SignageWire

RDPA to use WiFi, GPS to track shopper movements

Published on: 2015-02-05

According to this press release:
According to Roger Percy of RDPA, "WiFi signals are gathered, identified by emission location, and then combined with GPS location data to construct accurate travel paths through urban canyons, subways, airports, and retail establishments. It’s intriguing to think that we should soon be able to track consumers past the advertising, into the store, and perhaps even up to the cash register."

Percy continued, "WiFi signals are everywhere and growing in number. Our preliminary testing in Manhattan last month showed a marked increase in numbers of WiFi hot spots over similar testing last July, and successfully tracked travel through Grand Central Station and the Fifty-third Street and Lexington Avenue subway station. A two-hour transit journey in Singapore detected 2,462 WiFi signals, indicating that this technology has worldwide application."

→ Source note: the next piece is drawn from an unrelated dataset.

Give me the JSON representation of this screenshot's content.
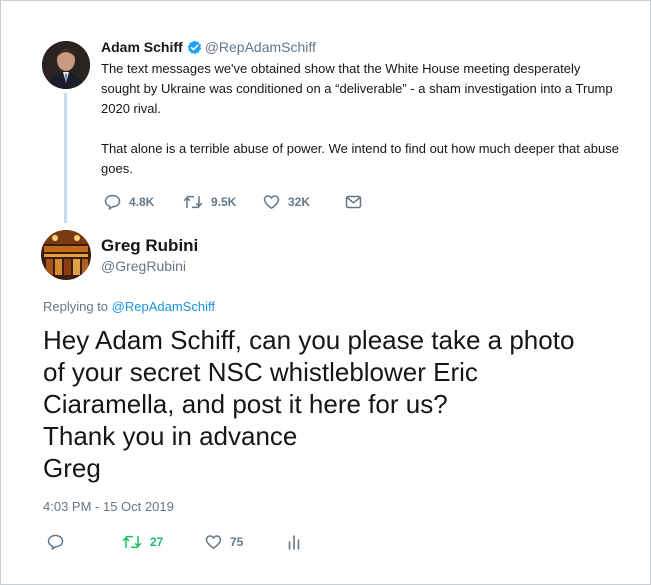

Under an exclusive licensing arrangement, RDPA with Nielsen Outdoor, a division of The Nielsen Company, developed a proprietary GPS device - the Nielsen Personal Outdoor Device, or Npod - about the size of a cell phone that members of a randomly selected sample carry in their pockets, place in their cars, or wear like a pager. The sample member’s path and travel speed is aligned with the "visibility zone" of out-of-home advertising sites, taking into consideration each site’s precise position, size, illumination status, and direction it is facing. The resulting measurement of opportunity to see delivers reliable reach, frequency, and site-specific ratings data on real people, passing real sites, in real time.

Lorraine Hadfield, Managing Director of Nielsen Outdoor, confirmed that Nielsen is exploring the additional benefits of adding WiFi to GPS in order to expand Nielsen's ability to better serve the out-of-home advertising industry.
Our take:

Audience measurement and traffic measurement is a hot topic in the digital signage industry today, so it isn't surprising to see yet another technique come to the fray. This technique takes advantage of existing infrastructure, which is a plus, but relies on people carrying devices that essentially emit a signal to alert sensors to their presence (either quasi-anonymously with WiFi, or with identification information, via something like Nielsen's N-pod device).  While we remain skeptical that precise measurement will be the boon to digital signage that many others suspect it will be, only experimentally-derived data will be able to settle the issue once and for all.